First I converted the diameters into meters, divided it by 2 to get the radius and then found the areas of the hose and nozzle. A1 (the hose) = .0036 m^2 A2 (the nozzle) = 5.0x10^-5 m^2. Then i converted V1 (the velocity in the hose) to m^3/s. V1 = .0082 m^3/s.
Next I must find V2.

A1V1 = A2V2

V2 = A1V1/A2 = (.0036)(.0082)/(5.0x10^-5) = .59 m^3/s

Then I must use bernoulli's equation to find the pressure in the hose and multiply by the area to find the force. the part of the hose that connects to the nozzle and the nozzle are at the same height so Y1 and Y2 = 0. So I am left with

P1 + .5ρV1^2 = P2 + .5ρV2^2

This is where I am stuck. I know the density of water is around 1000 kg/m^3 and I know both of the velocities , but i still have two unknowns (P1 and P2). since the hose/nozzle is a confined space, can I say that P1=P2 or does that only work for non moving fluid?

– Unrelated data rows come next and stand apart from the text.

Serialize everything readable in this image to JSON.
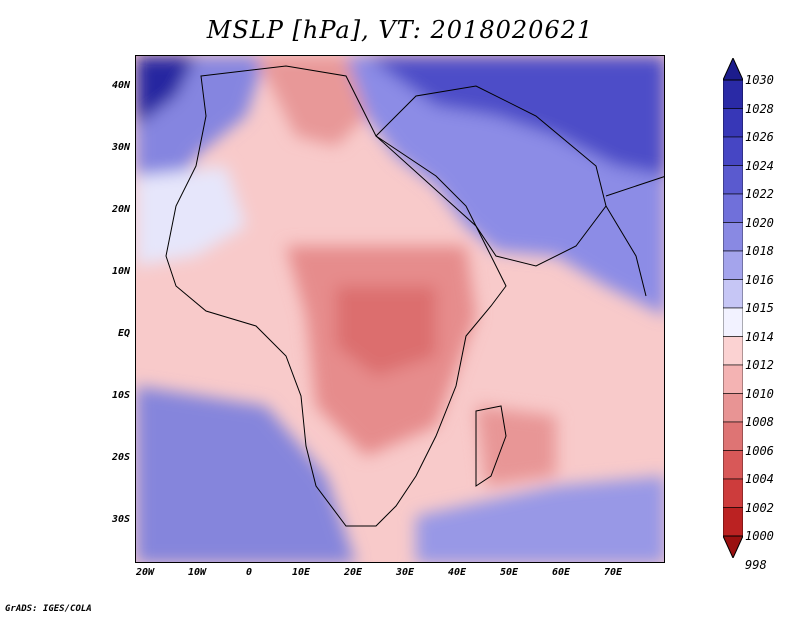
{
  "title": "MSLP [hPa], VT: 2018020621",
  "axes": {
    "lat_labels": [
      "40N",
      "30N",
      "20N",
      "10N",
      "EQ",
      "10S",
      "20S",
      "30S"
    ],
    "lon_labels": [
      "20W",
      "10W",
      "0",
      "10E",
      "20E",
      "30E",
      "40E",
      "50E",
      "60E",
      "70E"
    ]
  },
  "colorbar": {
    "levels": [
      "1030",
      "1028",
      "1026",
      "1024",
      "1022",
      "1020",
      "1018",
      "1016",
      "1015",
      "1014",
      "1012",
      "1010",
      "1008",
      "1006",
      "1004",
      "1002",
      "1000",
      "998"
    ],
    "colors": [
      "#1c1c8c",
      "#2a2aa6",
      "#3737b7",
      "#4646c4",
      "#5a5acf",
      "#7070da",
      "#8989e3",
      "#a4a4ec",
      "#c6c6f5",
      "#f2f2ff",
      "#fbd2d2",
      "#f4b3b3",
      "#e89494",
      "#de7474",
      "#d85858",
      "#cd3c3c",
      "#bb2222",
      "#9a1010"
    ]
  },
  "footer": "GrADS: IGES/COLA"
}
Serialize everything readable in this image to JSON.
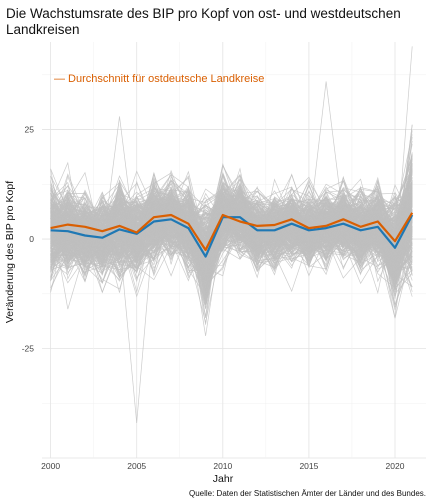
{
  "chart_data": {
    "type": "line",
    "title": "Die Wachstumsrate des BIP pro Kopf von ost- und westdeutschen Landkreisen",
    "title_lines": [
      "Die Wachstumsrate des BIP pro Kopf von ost- und westdeutschen",
      "Landkreisen"
    ],
    "xlabel": "Jahr",
    "ylabel": "Veränderung des BIP pro Kopf",
    "caption": "Quelle: Daten der Statistischen Ämter der Länder und des Bundes.",
    "annotation": "— Durchschnitt für ostdeutsche Landkreise",
    "xlim": [
      1999.5,
      2021.8
    ],
    "ylim": [
      -50,
      45
    ],
    "x_ticks": [
      2000,
      2005,
      2010,
      2015,
      2020
    ],
    "y_ticks": [
      -25,
      0,
      25
    ],
    "grid": true,
    "x": [
      2000,
      2001,
      2002,
      2003,
      2004,
      2005,
      2006,
      2007,
      2008,
      2009,
      2010,
      2011,
      2012,
      2013,
      2014,
      2015,
      2016,
      2017,
      2018,
      2019,
      2020,
      2021
    ],
    "series": [
      {
        "role": "average_all",
        "color": "#1f78b4",
        "values": [
          2.0,
          1.8,
          0.8,
          0.3,
          2.2,
          1.2,
          4.0,
          4.5,
          2.5,
          -4.0,
          5.0,
          5.0,
          2.0,
          2.0,
          3.5,
          2.0,
          2.5,
          3.5,
          2.0,
          2.8,
          -2.0,
          5.5
        ]
      },
      {
        "name": "Durchschnitt für ostdeutsche Landkreise",
        "role": "average_east",
        "color": "#d95f02",
        "values": [
          2.5,
          3.3,
          2.8,
          1.8,
          3.0,
          1.5,
          5.0,
          5.5,
          3.5,
          -2.5,
          5.5,
          4.0,
          3.0,
          3.2,
          4.5,
          2.5,
          3.0,
          4.5,
          2.8,
          4.0,
          -0.5,
          6.0
        ]
      }
    ],
    "background_series": {
      "description_count": 400,
      "color": "#bfbfbf",
      "mean": [
        2.0,
        1.8,
        0.8,
        0.3,
        2.2,
        1.2,
        4.0,
        4.5,
        2.5,
        -4.0,
        5.0,
        5.0,
        2.0,
        2.0,
        3.5,
        2.0,
        2.5,
        3.5,
        2.0,
        2.8,
        -2.0,
        5.5
      ],
      "spread": [
        5.5,
        5.0,
        4.5,
        4.5,
        5.0,
        5.0,
        4.5,
        4.5,
        4.5,
        6.0,
        5.0,
        4.5,
        4.0,
        4.0,
        4.0,
        4.0,
        4.0,
        4.0,
        4.0,
        4.5,
        6.0,
        8.0
      ],
      "extremes": [
        {
          "x": 2005,
          "y": -42
        },
        {
          "x": 2004,
          "y": 28
        },
        {
          "x": 2016,
          "y": 36
        },
        {
          "x": 2021,
          "y": 44
        },
        {
          "x": 2020,
          "y": -18
        },
        {
          "x": 2001,
          "y": -16
        },
        {
          "x": 2021,
          "y": -11
        },
        {
          "x": 2009,
          "y": -16
        }
      ]
    }
  }
}
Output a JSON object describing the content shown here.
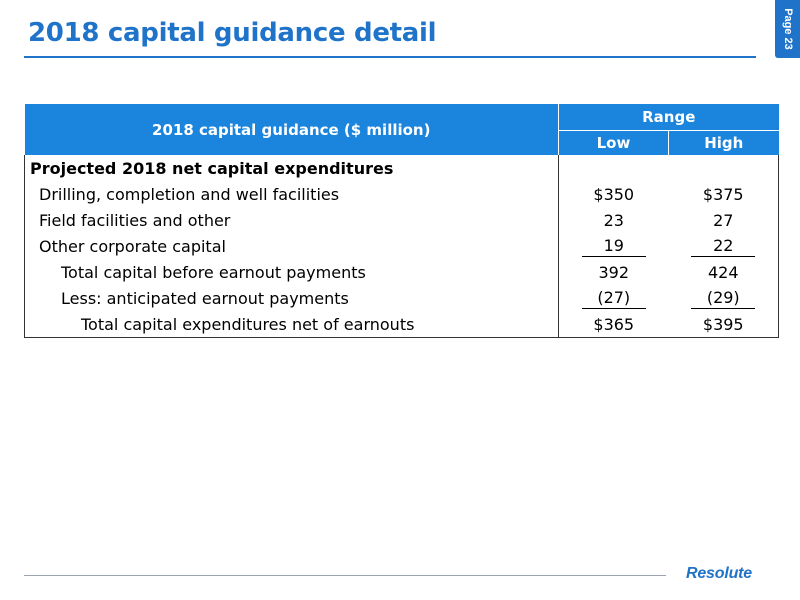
{
  "slide": {
    "title": "2018 capital guidance detail",
    "page_label": "Page 23",
    "logo_text": "Resolute"
  },
  "table": {
    "header": {
      "label": "2018 capital guidance ($ million)",
      "range": "Range",
      "low": "Low",
      "high": "High"
    },
    "rows": [
      {
        "label": "Projected 2018 net capital expenditures",
        "low": "",
        "high": ""
      },
      {
        "label": "Drilling, completion and well facilities",
        "low": "$350",
        "high": "$375"
      },
      {
        "label": "Field facilities and other",
        "low": "23",
        "high": "27"
      },
      {
        "label": "Other corporate capital",
        "low": "19",
        "high": "22"
      },
      {
        "label": "Total capital before earnout payments",
        "low": "392",
        "high": "424"
      },
      {
        "label": "Less: anticipated earnout payments",
        "low": "(27)",
        "high": "(29)"
      },
      {
        "label": "Total capital expenditures net of earnouts",
        "low": "$365",
        "high": "$395"
      }
    ]
  },
  "colors": {
    "accent": "#1f73c9",
    "header_fill": "#1b84dc"
  }
}
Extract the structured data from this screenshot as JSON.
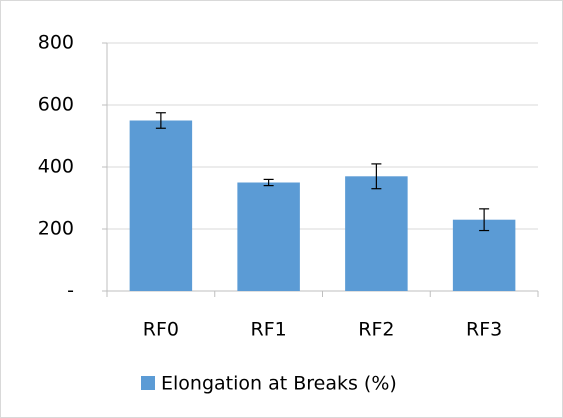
{
  "chart_data": {
    "type": "bar",
    "categories": [
      "RF0",
      "RF1",
      "RF2",
      "RF3"
    ],
    "series": [
      {
        "name": "Elongation at Breaks (%)",
        "color": "#5b9bd5",
        "values": [
          550,
          350,
          370,
          230
        ],
        "errors": [
          25,
          10,
          40,
          35
        ]
      }
    ],
    "ylim": [
      0,
      800
    ],
    "yticks": [
      {
        "value": 0,
        "label": "-"
      },
      200,
      400,
      600,
      800
    ],
    "grid": true,
    "legend": "bottom"
  }
}
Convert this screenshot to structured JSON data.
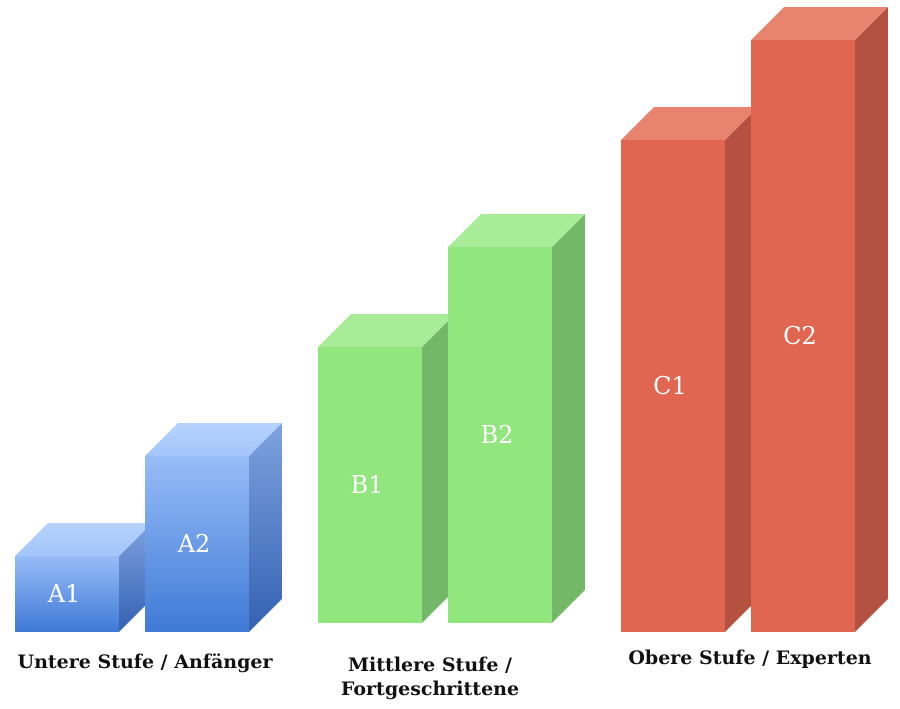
{
  "chart_data": {
    "type": "bar",
    "categories": [
      "A1",
      "A2",
      "B1",
      "B2",
      "C1",
      "C2"
    ],
    "values": [
      1,
      2,
      3,
      4,
      5,
      6
    ],
    "groups": [
      {
        "label_lines": [
          "Untere Stufe / Anfänger"
        ],
        "bars": [
          "A1",
          "A2"
        ],
        "color": "#7fa8ea"
      },
      {
        "label_lines": [
          "Mittlere Stufe /",
          "Fortgeschrittene"
        ],
        "bars": [
          "B1",
          "B2"
        ],
        "color": "#92e67e"
      },
      {
        "label_lines": [
          "Obere Stufe / Experten"
        ],
        "bars": [
          "C1",
          "C2"
        ],
        "color": "#e06651"
      }
    ],
    "title": "",
    "xlabel": "",
    "ylabel": "",
    "grid": false,
    "legend": "none"
  }
}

anyway after that I would have to find P1 (pressure in hose) and multiply by A1 to find the force the hose puts on the person, which would be equal in magnitude to the force needed to hold it. How does my solution look so far?

2. Sep 7, 2014

### SteamKing

Staff Emeritus
This is a round-about way to do this: For a circle,

$A = \pi r^{2} = \pi D^{2}/4$

What units are used to measure velocity?

Why must you use Bernoulli's equation? It doesn't seem particularly applicable to your problem.

Think about what is happening in the nozzle. You are flowing a certain amount of water thru the hose, which means it is travelling at constant velocity. When the flow reaches the nozzle, what happens to the velocity?

Hint: Try re-writing Newton's Second Law, F = m a, for the nozzle.

3. Sep 7, 2014

### toothpaste666

ok I see my first mistake. V1 = .0082/A1 = .0082/.0036 = 2.3 m/s. V2 = .0082/(5.0x10^-5) = 164m/s. When it gets to the nozzle the area gets smaller so the velocity has to go up which is an acceleration. When there is acceleration there is a force so F = ma = m(Δv/Δt)

Δv = V2-V1 = 164 - 2.3 = 162 m/s

I will choose a 1 sec interval so Δt = 1

a = (162 m/s)/s = 162m/s^2

to find m multiply the volume by the density

m = (.0082)(1000) = 8.2 kg

F = ma = (162m/s^2)(8.2 kg) = 1300 kgm/s^2 = 1300 N

4. Apr 10, 2015

### Andy Barrette

Bernoulli's equation relates pressure (F/A) and flow velocity. You can solve for A and flow velocity, and the goal is to find F. Why do you say that Bernoulli's equation is not applicable here? It is misleading.

Last edited: Apr 10, 2015